That’s the question I asked after watching a TED Talk from Stephen Friend, co-founder of Sage Bionetworks. During the presentation, Friend describes an ambitious initiative called the Resilience Project: A Search for Unexpected Heroes, which flips traditional scientific research on its head by suggesting that rather than studying those people who are already sick, we should be studying those people science tells us would be sick with a rare disease, but for some reason have remained healthy.
The premise of the talk, titled The hunt for “unexpected genetic heroes,” asks whether having a closer look at the protective mutations of these “resilient” individuals would provide a pathway for developing new treatments or preventing diseases all together. Here’s the full video presentation:
Naturally, upon finishing the video, I immediately thought the Resilience Project might have some relevance to PKU research. That’s because there are a few, rare cases in the PKU community of individuals who are high-functioning, off-diet phenylketonuria patients, meaning that despite having what is medically considered to be dangerously high phenylalanine levels, these folks are still able to function with a high-level of intellect and lead normal, productive lives.
Friend’s TED Talk ends with a call to action—for individuals to become engaged by voluntarily submitting their DNA to the project—but there was little detail on how to go about doing so. After finding the Resilience Project’s website, and scrolling through much of its content, I was pleasantly surprised to learn that phenylketonuria (PAH) is one of the 195 metabolic gene disorders the group is looking to study. Pretty cool, huh?

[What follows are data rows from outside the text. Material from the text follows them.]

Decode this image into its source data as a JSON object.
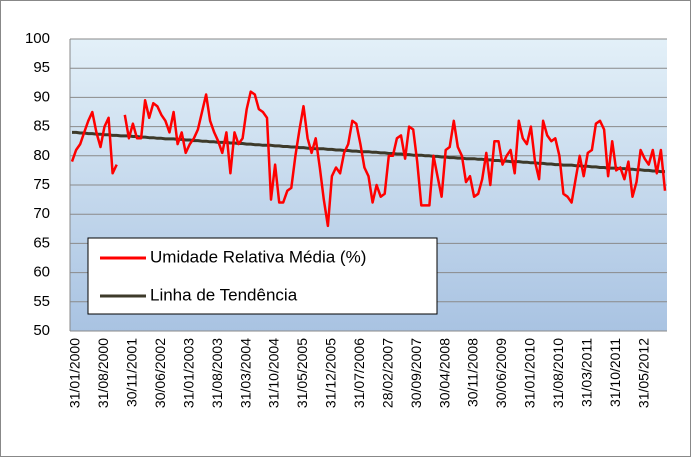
{
  "chart_data": {
    "type": "line",
    "categories": [
      "31/01/2000",
      null,
      null,
      null,
      null,
      null,
      null,
      "31/08/2000",
      null,
      null,
      null,
      null,
      null,
      null,
      "30/11/2001",
      null,
      null,
      null,
      null,
      null,
      null,
      "30/06/2002",
      null,
      null,
      null,
      null,
      null,
      null,
      "31/01/2003",
      null,
      null,
      null,
      null,
      null,
      null,
      "31/08/2003",
      null,
      null,
      null,
      null,
      null,
      null,
      "31/03/2004",
      null,
      null,
      null,
      null,
      null,
      null,
      "31/10/2004",
      null,
      null,
      null,
      null,
      null,
      null,
      "31/05/2005",
      null,
      null,
      null,
      null,
      null,
      null,
      "31/12/2005",
      null,
      null,
      null,
      null,
      null,
      null,
      "31/07/2006",
      null,
      null,
      null,
      null,
      null,
      null,
      "28/02/2007",
      null,
      null,
      null,
      null,
      null,
      null,
      "30/09/2007",
      null,
      null,
      null,
      null,
      null,
      null,
      "30/04/2008",
      null,
      null,
      null,
      null,
      null,
      null,
      "30/11/2008",
      null,
      null,
      null,
      null,
      null,
      null,
      "30/06/2009",
      null,
      null,
      null,
      null,
      null,
      null,
      "31/01/2010",
      null,
      null,
      null,
      null,
      null,
      null,
      "31/08/2010",
      null,
      null,
      null,
      null,
      null,
      null,
      "31/03/2011",
      null,
      null,
      null,
      null,
      null,
      null,
      "31/10/2011",
      null,
      null,
      null,
      null,
      null,
      null,
      "31/05/2012",
      null,
      null,
      null,
      null,
      null,
      null
    ],
    "series": [
      {
        "name": "Umidade Relativa Média (%)",
        "color": "#ff0000",
        "values": [
          79,
          81,
          82,
          84,
          86,
          87.5,
          84,
          81.5,
          85,
          86.5,
          77,
          78.5,
          null,
          87,
          83,
          85.5,
          83,
          83,
          89.5,
          86.5,
          89,
          88.5,
          87,
          86,
          84,
          87.5,
          82,
          84,
          80.5,
          82,
          83,
          84.5,
          87.5,
          90.5,
          86,
          84,
          82.5,
          80.5,
          84,
          77,
          84,
          82,
          83,
          88,
          91,
          90.5,
          88,
          87.5,
          86.5,
          72.5,
          78.5,
          72,
          72,
          74,
          74.5,
          80,
          84.5,
          88.5,
          83,
          80.5,
          83,
          78,
          72.5,
          68,
          76.5,
          78,
          77,
          80.5,
          82,
          86,
          85.5,
          82,
          78,
          76.5,
          72,
          75,
          73,
          73.5,
          80,
          80,
          83,
          83.5,
          79.5,
          85,
          84.5,
          79,
          71.5,
          71.5,
          71.5,
          80,
          76.5,
          73,
          81,
          81.5,
          86,
          81.5,
          80,
          75.5,
          76.5,
          73,
          73.5,
          76,
          80.5,
          75,
          82.5,
          82.5,
          78.5,
          80,
          81,
          77,
          86,
          83,
          82,
          85,
          79,
          76,
          86,
          83.5,
          82.5,
          83,
          80,
          73.5,
          73,
          72,
          76,
          80,
          76.5,
          80.5,
          81,
          85.5,
          86,
          84.5,
          76.5,
          82.5,
          77.5,
          78,
          76,
          79,
          73,
          75.5,
          81,
          79.5,
          78.5,
          81,
          77,
          81,
          74
        ]
      },
      {
        "name": "Linha de Tendência",
        "color": "#3d3a2a",
        "values": [
          84.0,
          84.0,
          83.9,
          83.9,
          83.8,
          83.8,
          83.7,
          83.7,
          83.6,
          83.6,
          83.5,
          83.5,
          83.4,
          83.4,
          83.4,
          83.3,
          83.3,
          83.2,
          83.2,
          83.1,
          83.1,
          83.0,
          83.0,
          82.9,
          82.9,
          82.9,
          82.8,
          82.8,
          82.7,
          82.7,
          82.6,
          82.6,
          82.5,
          82.5,
          82.4,
          82.4,
          82.3,
          82.3,
          82.3,
          82.2,
          82.2,
          82.1,
          82.1,
          82.0,
          82.0,
          81.9,
          81.9,
          81.8,
          81.8,
          81.8,
          81.7,
          81.7,
          81.6,
          81.6,
          81.5,
          81.5,
          81.4,
          81.4,
          81.3,
          81.3,
          81.2,
          81.2,
          81.2,
          81.1,
          81.1,
          81.0,
          81.0,
          80.9,
          80.9,
          80.8,
          80.8,
          80.7,
          80.7,
          80.7,
          80.6,
          80.6,
          80.5,
          80.5,
          80.4,
          80.4,
          80.3,
          80.3,
          80.2,
          80.2,
          80.1,
          80.1,
          80.1,
          80.0,
          80.0,
          79.9,
          79.9,
          79.8,
          79.8,
          79.7,
          79.7,
          79.6,
          79.6,
          79.5,
          79.5,
          79.5,
          79.4,
          79.4,
          79.3,
          79.3,
          79.2,
          79.2,
          79.1,
          79.1,
          79.0,
          79.0,
          79.0,
          78.9,
          78.9,
          78.8,
          78.8,
          78.7,
          78.7,
          78.6,
          78.6,
          78.5,
          78.5,
          78.4,
          78.4,
          78.4,
          78.3,
          78.3,
          78.2,
          78.2,
          78.1,
          78.1,
          78.0,
          78.0,
          77.9,
          77.9,
          77.9,
          77.8,
          77.8,
          77.7,
          77.7,
          77.6,
          77.6,
          77.5,
          77.5,
          77.4,
          77.4,
          77.3,
          77.3
        ]
      }
    ],
    "ylim": [
      50,
      100
    ],
    "yticks": [
      50,
      55,
      60,
      65,
      70,
      75,
      80,
      85,
      90,
      95,
      100
    ],
    "grid": true,
    "legend": "lower left"
  }
}
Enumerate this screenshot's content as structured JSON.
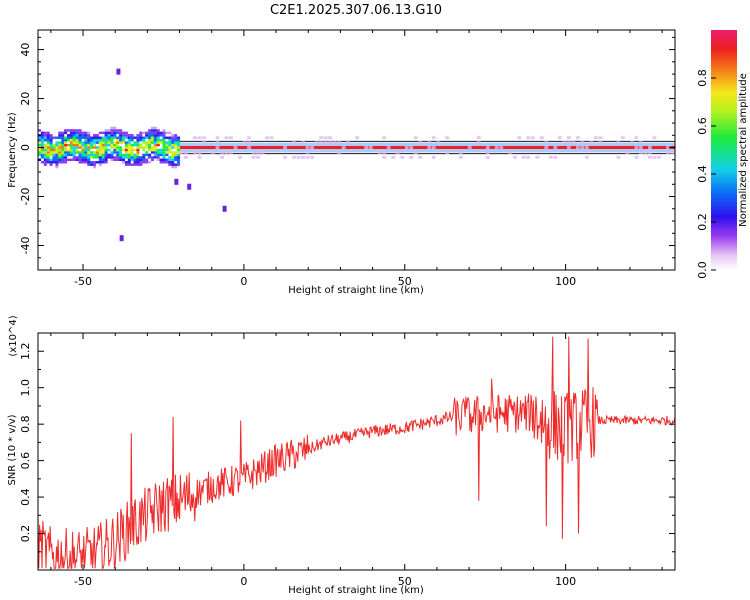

After becoming disconnected from the PKU community for the 18 years that I was off-diet, I never did understand why I seemed to function just fine. But as I started to delve back into the world of PKU in 2008, I quickly started to hear in various circles about a mutation theory called the blood-brain barrier. Virginia Schuett’s PKU News has a good description for explaining the blood-brain barrier’s role in why some PKU patients are less affected by high-phe levels than others.
“There is the occasional individual with PKU, who despite poor control of the diet and chronic marked elevations of blood phe seems to escape any significant neurological impairment. It is suspected that such individuals may be protected at the level of the “blood-brain barrier.” The blood-brain barrier serves to protect the brain from exposure to potentially toxic chemicals in the bloodstream.”
Although I cannot confirm that the blood-brain barrier mutation is what the folks at the Resilience Project are specifically studying with regard to PKU, I would not be surprised if it was at least on their radar.
The Resilience Project defines an “unexpected hero” as someone who “has reached the age of 40–by which time a genetic disease known to emerge in childhood should have manifested–but who does not bear the symptoms of disease.” I’m not yet 40, but I’m seriously considering trying to participate in the project nonetheless.
What are your thoughts on the matter? Would you willingly participate given the chance of new treatments or even a cure for PKU? Or does the thought of submitting your DNA have your internal privacy alarms sounding off? Either way, I’d be interested in hearing your thoughts. And if anyone from the PKU medical community is reading this post, please also chime in!
P.S. The 2008 PKU News article referenced above discussed the blood-brain barrier in the context of an emerging therapy called Large Neutral Amino Acids, or LNAAs. The 2014 National PKU Alliance Conference in Salt Lake City July 10-13 includes a session presented by Dr. Eddy A. van der Zee from the University of Groningen who has received a NPKUA research grant to study LNAA Supplementation in PKU Mice.